Wednesday, June 5, 2024

Tolkien n'a pas tourné de film.


Un lecteur* nous précise que lors d'une conférence à laquelle il assistait à Strasbourg en hiver 2003, une personne a demandé à Mgr Williamson ce qu'il fallait penser du film de Tolkien. Mgr Williamson en a fait un éloge très chaleureux, précisant que Tolkien était un auteur catholique. A une personne qui lui rétorquait que le film était violent, Mgr Williamson a répondu qu'il existait une bonne violence, tout en se lançant dans une comparaison entre ce qui lui semblait une bonne et une mauvaise violence, au grand ébahissement d'une grande partie de l'auditoire.


Je me demande si Mgr. Williamson avait vu le film.

Le film était de toute manière pas de Tolkien, mais de Peter Jackson.

Je ne vais pas dire qu'il était mauvais, mais il n'était pas à la hauteur du roman. Et il n'était pas si catholique que le roman.

Le passage cité vient de l'Abbé Michel Marchiset. Son but est de discréditer Mgr. Williamson, but que je ne partage pas. Mais accessoirement, il attaque aussi Tolkien.

La première chose à comprendre est, Tolkien n'a pas tourné le film. La deuxième est que, Peter Jackson n'est pas Tolkien. La troisième est, Peter Jackson pèse plus dans la violence que Tolkien. Peut-être moins dans les version extendues qui sortent en DVD, mais assez notable dans les versions accessibles en 2003. Et, version extendue ou non, les Ents sont pas, comme chez Tolkien, des géants très amis avec les arbres, ils sont des arbres. Les Ents ne prennent pas leur décision d'attaquer Saroumane en délibération de plusieurs jours, selon leur lenteur habituelle, comme chez Tolkien, ils sont "éveillés" de cette lenteur comme d'une léthargie par un coup de passion.

La discussion et le débat priment beaucoup davantage chez Tolkien, version originale, version livres.

Mais les plaintes de l'Abbé ne se limitent pas à la violence.

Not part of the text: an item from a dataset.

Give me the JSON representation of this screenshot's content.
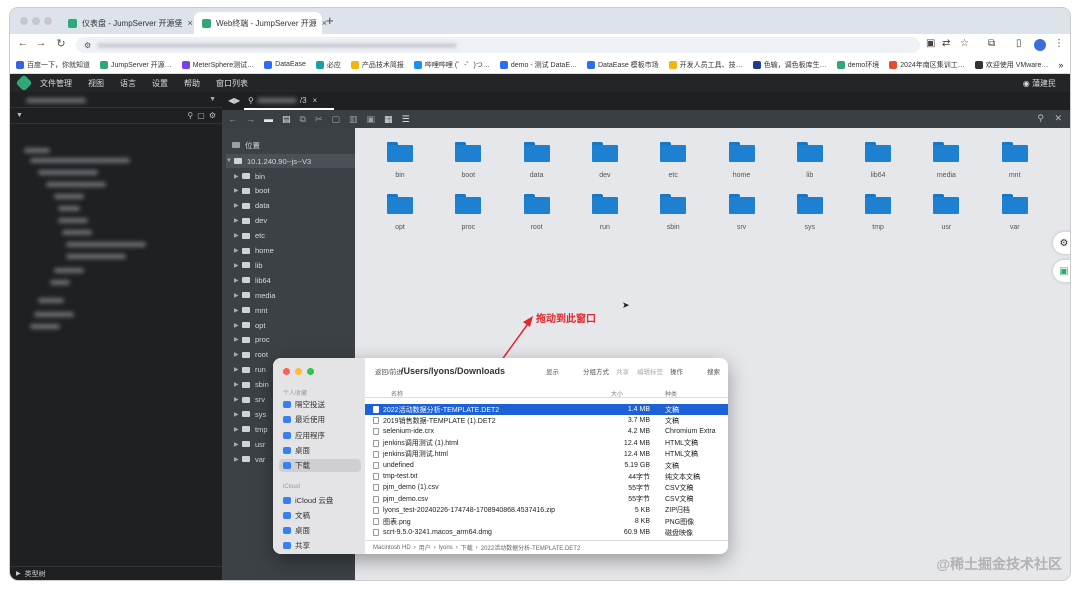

Cette admiration déclarée de Mgr Williamson pour Tolkien et son univers pseudo-traditionnel et supra-confessionnel


Pseudo-traditionnel, ça passe. Une ouchronie n'est pas vraiment une chose connue par la tradition. Edoras n'est pas l'Athènes de Thésée, ni Hobbitebourg la cave des cinq Pandavas. Minas Tirith n'a pas été fondée par ce Romulus dont la tradition reste dans le martyrologe pour le Jour de Noël.** Comme Tolkien joue avec la réalité tout court, il joue avec les réalités connues par tradition, et les réalités qui entourent le phénomène de la tradition.

Par contre, qu'on ne prenne pas "pseudo-traditionnel" pour "réellement moderniste" — c'est "réellement fictif" ...

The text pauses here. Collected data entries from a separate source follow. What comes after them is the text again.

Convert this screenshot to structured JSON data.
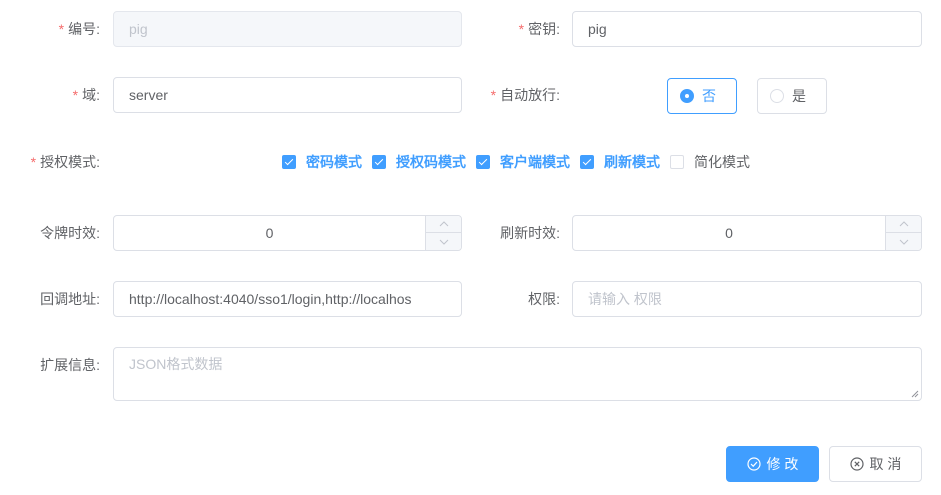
{
  "form": {
    "id": {
      "label": "编号:",
      "value": "pig"
    },
    "secret": {
      "label": "密钥:",
      "value": "pig"
    },
    "scope": {
      "label": "域:",
      "value": "server"
    },
    "auto_approve": {
      "label": "自动放行:",
      "options": [
        "否",
        "是"
      ],
      "selected": "否"
    },
    "grant_types": {
      "label": "授权模式:",
      "items": [
        {
          "label": "密码模式",
          "checked": true
        },
        {
          "label": "授权码模式",
          "checked": true
        },
        {
          "label": "客户端模式",
          "checked": true
        },
        {
          "label": "刷新模式",
          "checked": true
        },
        {
          "label": "简化模式",
          "checked": false
        }
      ]
    },
    "access_token_validity": {
      "label": "令牌时效:",
      "value": "0"
    },
    "refresh_token_validity": {
      "label": "刷新时效:",
      "value": "0"
    },
    "redirect_uri": {
      "label": "回调地址:",
      "value": "http://localhost:4040/sso1/login,http://localhos"
    },
    "authorities": {
      "label": "权限:",
      "placeholder": "请输入 权限"
    },
    "additional_info": {
      "label": "扩展信息:",
      "placeholder": "JSON格式数据"
    }
  },
  "buttons": {
    "submit": "修 改",
    "cancel": "取 消"
  },
  "colors": {
    "primary": "#409eff",
    "required": "#f56c6c",
    "border": "#dcdfe6"
  },
  "icons": {
    "submit": "check-circle-icon",
    "cancel": "close-circle-icon"
  }
}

Supra-confessionnel ? Non. Les gens qui adorent Sauron et Morgoth ont très nettement la mauvaise confession. Il s'agit d'un paganisme assez brutal proche de celui des Aztèques ou Canaanéens.

Par contre, c'est vrai qu'il ne se situe pas dans l'histoire comme dans la Chrétienté catholique. Vu que la situation est visiblement (pour ceux qui connaissent le panorama un peu plus large à partir de Silmarillion ou les Lettres de l'auteur) une ère pré-Chrétienne, pas idolâtre, sauf pour les Satanistes qui sont les mauvais, et un milieu d'hommes qui n'est pas (ou pas explicitement, mais probablement pas) dans la lignée conduisant entre Adam et Abraham. D'une telle époque et d'un tel endroit, même parmi les non-idolâtres, on n'attend pas des prises de position entre Catholiques et Protestants.***

Si Monsieur l'Abbé l'ignorait, la littérature anglo-saxonne (ou sa partie préservée) est entièrement chrétienne. Beowulf parle de gens qui sont païens, même s'il ne parle pas de leur idolâtrie, car l'auteur est Catholique. Il me semble que Tolkien y avait vu une vision d'un ère païenne (ignorant le vrai Dieu) mais pas idolâtre, et que Tolkien y avait vu un idéal littéraire pour ce qui est de l'exploration des vertues et vérités purement naturelles. Son ouchronie est donc également (pour les bons) pas idolâtre, un peu moins ignorant le vrai Dieu, opposé à l'idolâtrie sataniste.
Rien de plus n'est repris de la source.